National Interest has a wonderful article penned by Paul Pillar titled “How Donald Trump Should Transform America’s Middle East Policy.”
He states the quite obvious that
An immense share of the blood and treasure the United States has lost overseas in the past couple of decades has been in the Middle East, an expenditure that has not brought proportionate benefits.
You can rattle off the failures easily, from the Iraq invasion to the dithering in Syria. Obama’s Pivot to Asia, which was based on an interpretation of America being over-involved in the Middle East, was a good start in addressing our poorly formulated regional policy. Yet, a significant chunk of his foreign policy legacy will be defined by his inability to disentangle America from Middle Eastern politics. This includes Libya, Yemen, Syria, ISIL, Iran, the Arab Awakening, Peace Process, etc..
What is to be done? The US still has interests in the Middle East, but they should be better defined and more limited. Moving forward, his recommendations include
…the initial principle that the new administration should observe in making policy toward the region is the Hippocratic one of first doing no harm. A second principle is to keep costs and risks commensurate with prospective gains to U.S. interests. A third is to recognize that not all problems, even heart-rending ones, are solvable, and that if they are, the United States is not always best suited to solve them. Often the interests and objectives of other players in the region are better engaged, and this sometimes means taking advantage of the balancing of conflicting interests.
Highly recommended that you read the entire thing (quickly as it will soon be gated).
With Donald Trump as President-elect, Israel has ramped up its settlement construction with the belief that he would be more sympathetic, or uninterested, in getting involved in the politics of West Bank Israeli housing. The latest behavior of the Israeli government is especially dubious. As reported in the LA Times, “The bill would empower Israel to expropriate the property and offer compensation to Palestinian owners, allowing Israeli settlers to have homes retroactively legalized.”
The Israeli government will, obviously, pay a below market price for these homes. Otherwise there would be no need for the bill.
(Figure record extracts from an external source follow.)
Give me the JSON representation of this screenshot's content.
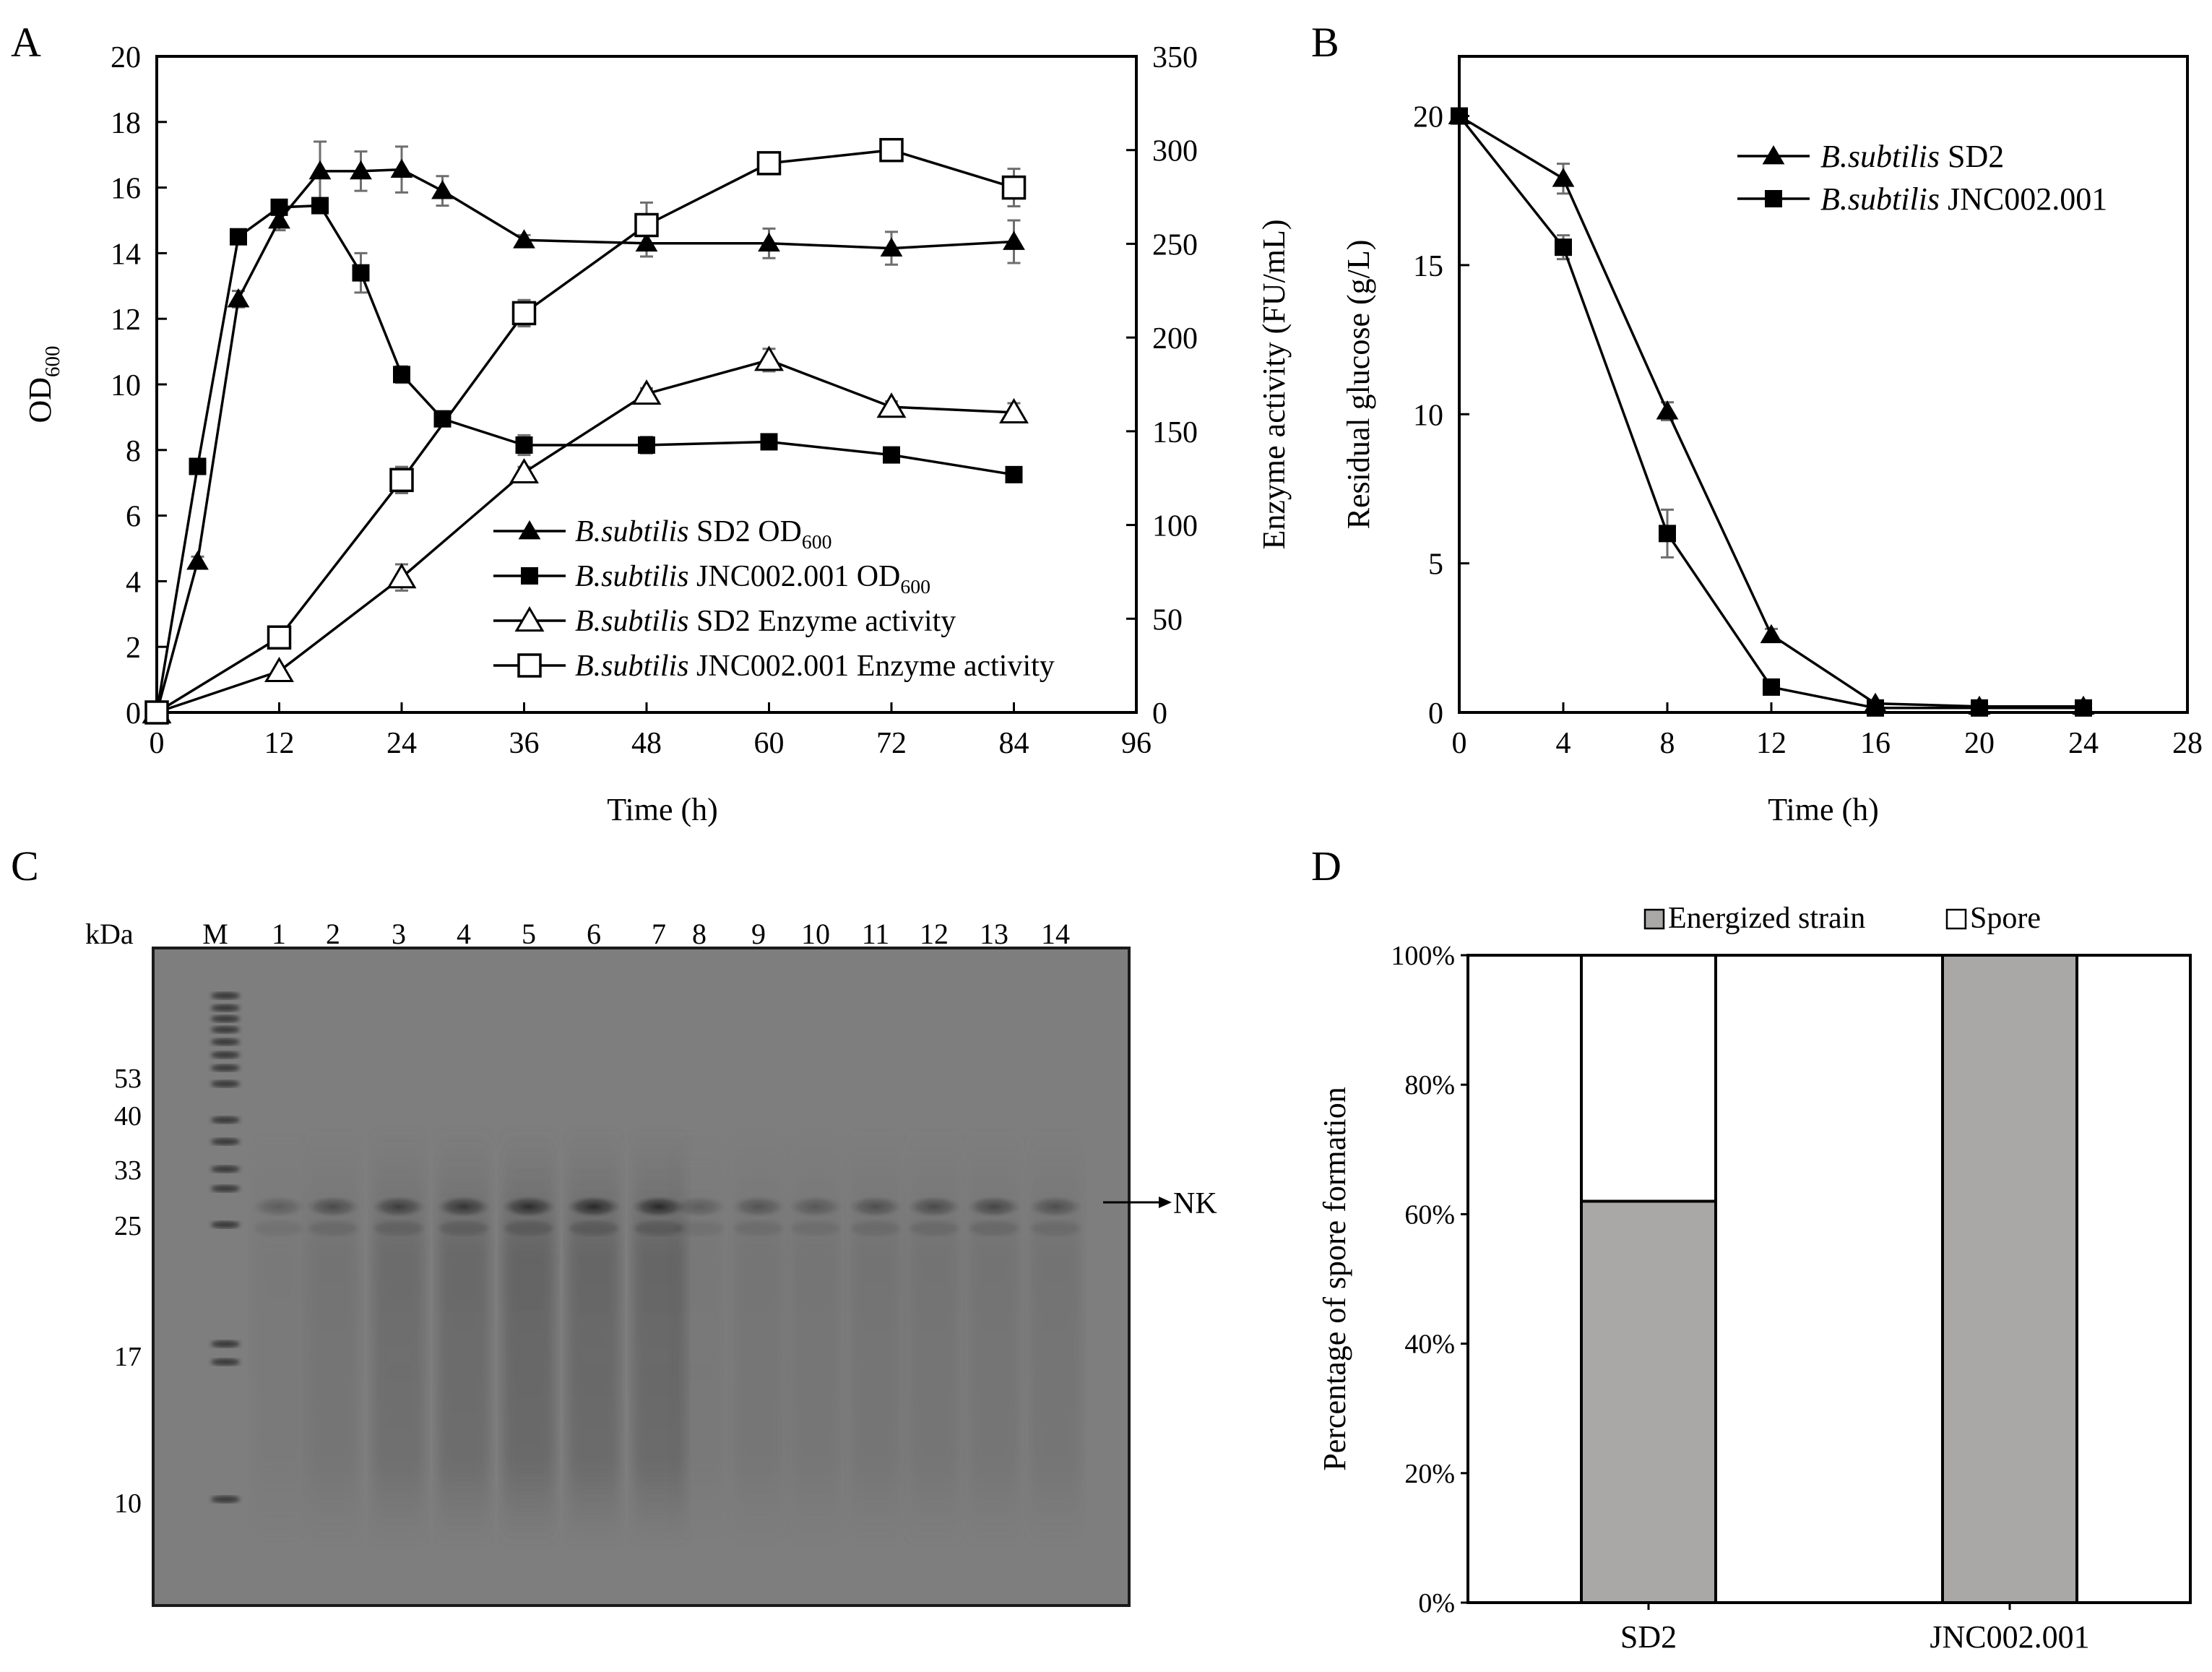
{
  "chart_data": [
    {
      "panel": "A",
      "type": "line",
      "xlabel": "Time (h)",
      "ylabel": "OD600",
      "ylabel_base": "OD",
      "ylabel_sub": "600",
      "y2label": "Enzyme activity (FU/mL)",
      "xlim": [
        0,
        96
      ],
      "xticks": [
        0,
        12,
        24,
        36,
        48,
        60,
        72,
        84,
        96
      ],
      "ylim": [
        0,
        20
      ],
      "yticks": [
        0,
        2,
        4,
        6,
        8,
        10,
        12,
        14,
        16,
        18,
        20
      ],
      "y2lim": [
        0,
        350
      ],
      "y2ticks": [
        0,
        50,
        100,
        150,
        200,
        250,
        300,
        350
      ],
      "legend_position": "lower-right inside",
      "series": [
        {
          "name": "B.subtilis SD2 OD600",
          "name_italic": "B.subtilis",
          "name_rest": " SD2 OD",
          "name_sub": "600",
          "axis": "left",
          "marker": "triangle-filled",
          "x": [
            0,
            4,
            8,
            12,
            16,
            20,
            24,
            28,
            36,
            48,
            60,
            72,
            84
          ],
          "y": [
            0,
            4.6,
            12.6,
            15.0,
            16.5,
            16.5,
            16.55,
            15.9,
            14.4,
            14.3,
            14.3,
            14.15,
            14.35
          ],
          "err": [
            0,
            0.15,
            0.25,
            0.3,
            0.9,
            0.6,
            0.7,
            0.45,
            0.15,
            0.4,
            0.45,
            0.5,
            0.65
          ]
        },
        {
          "name": "B.subtilis JNC002.001 OD600",
          "name_italic": "B.subtilis",
          "name_rest": " JNC002.001 OD",
          "name_sub": "600",
          "axis": "left",
          "marker": "square-filled",
          "x": [
            0,
            4,
            8,
            12,
            16,
            20,
            24,
            28,
            36,
            48,
            60,
            72,
            84
          ],
          "y": [
            0,
            7.5,
            14.5,
            15.4,
            15.45,
            13.4,
            10.3,
            8.95,
            8.15,
            8.15,
            8.25,
            7.85,
            7.25
          ],
          "err": [
            0,
            0.1,
            0.15,
            0.15,
            0.2,
            0.6,
            0.25,
            0.2,
            0.3,
            0.25,
            0.15,
            0.15,
            0.15
          ]
        },
        {
          "name": "B.subtilis SD2 Enzyme activity",
          "name_italic": "B.subtilis",
          "name_rest": " SD2 Enzyme activity",
          "axis": "right",
          "marker": "triangle-open",
          "x": [
            0,
            12,
            24,
            36,
            48,
            60,
            72,
            84
          ],
          "y": [
            0,
            22,
            72,
            128,
            170,
            188,
            163,
            160
          ],
          "err": [
            0,
            1,
            7,
            3,
            3,
            6,
            3,
            5
          ]
        },
        {
          "name": "B.subtilis JNC002.001 Enzyme activity",
          "name_italic": "B.subtilis",
          "name_rest": " JNC002.001 Enzyme activity",
          "axis": "right",
          "marker": "square-open",
          "x": [
            0,
            12,
            24,
            36,
            48,
            60,
            72,
            84
          ],
          "y": [
            0,
            40,
            124,
            213,
            260,
            293,
            300,
            280
          ],
          "err": [
            0,
            2,
            7,
            7,
            12,
            3,
            3,
            10
          ]
        }
      ]
    },
    {
      "panel": "B",
      "type": "line",
      "xlabel": "Time (h)",
      "ylabel": "Residual glucose (g/L)",
      "xlim": [
        0,
        28
      ],
      "xticks": [
        0,
        4,
        8,
        12,
        16,
        20,
        24,
        28
      ],
      "ylim": [
        0,
        22
      ],
      "yticks": [
        0,
        5,
        10,
        15,
        20
      ],
      "legend_position": "top-right inside",
      "series": [
        {
          "name": "B.subtilis SD2",
          "name_italic": "B.subtilis",
          "name_rest": " SD2",
          "marker": "triangle-filled",
          "x": [
            0,
            4,
            8,
            12,
            16,
            20,
            24
          ],
          "y": [
            20,
            17.9,
            10.1,
            2.6,
            0.3,
            0.2,
            0.2
          ],
          "err": [
            0,
            0.5,
            0.3,
            0.2,
            0.1,
            0.05,
            0.05
          ]
        },
        {
          "name": "B.subtilis JNC002.001",
          "name_italic": "B.subtilis",
          "name_rest": " JNC002.001",
          "marker": "square-filled",
          "x": [
            0,
            4,
            8,
            12,
            16,
            20,
            24
          ],
          "y": [
            20,
            15.6,
            6.0,
            0.85,
            0.15,
            0.15,
            0.15
          ],
          "err": [
            0,
            0.4,
            0.8,
            0.1,
            0.05,
            0.05,
            0.05
          ]
        }
      ]
    },
    {
      "panel": "D",
      "type": "bar",
      "stacked": true,
      "ylabel": "Percentage of spore formation",
      "categories": [
        "SD2",
        "JNC002.001"
      ],
      "ylim": [
        0,
        100
      ],
      "yticks": [
        "0%",
        "20%",
        "40%",
        "60%",
        "80%",
        "100%"
      ],
      "legend_position": "top",
      "series": [
        {
          "name": "Energized strain",
          "color": "#aaa8a6",
          "values": [
            62,
            100
          ]
        },
        {
          "name": "Spore",
          "color": "#ffffff",
          "values": [
            38,
            0
          ]
        }
      ]
    }
  ],
  "panel_labels": {
    "a": "A",
    "b": "B",
    "c": "C",
    "d": "D"
  },
  "gel": {
    "panel": "C",
    "unit_label": "kDa",
    "marker_lane": "M",
    "lanes": [
      "1",
      "2",
      "3",
      "4",
      "5",
      "6",
      "7",
      "8",
      "9",
      "10",
      "11",
      "12",
      "13",
      "14"
    ],
    "mw_labels": [
      "53",
      "40",
      "33",
      "25",
      "17",
      "10"
    ],
    "band_label": "NK",
    "colors": {
      "background": "#7d7d7d",
      "band": "#2a2a2a"
    }
  },
  "colors": {
    "bar_fill": "#aaa8a6",
    "error_bar": "#6e6e6e",
    "line": "#000000"
  }
}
This is actually a situation where I think the United States should involve itself in the domestic affairs of a foreign state. (1) Many of our Middle East security problems can be partially traced back to the peace process and the perception that the United States is not an neutral party. But more importantly, (2) we provide a ridiculous amount of aid to Israel; the latest pledge of 38 billion over a 10 year period is the largest aid transfer in American history. I disagree with subsidizing Israel security but if we are going to give so much American money to a foreign state we should at least demand that the recipient not pursue policies that jeopardize American security. This is not the same as Jackson-Vanik style negotiating because the United States, I believe, doesn’t get anything in return for subsidizing Israeli defense but overwhelming benefits from free trade.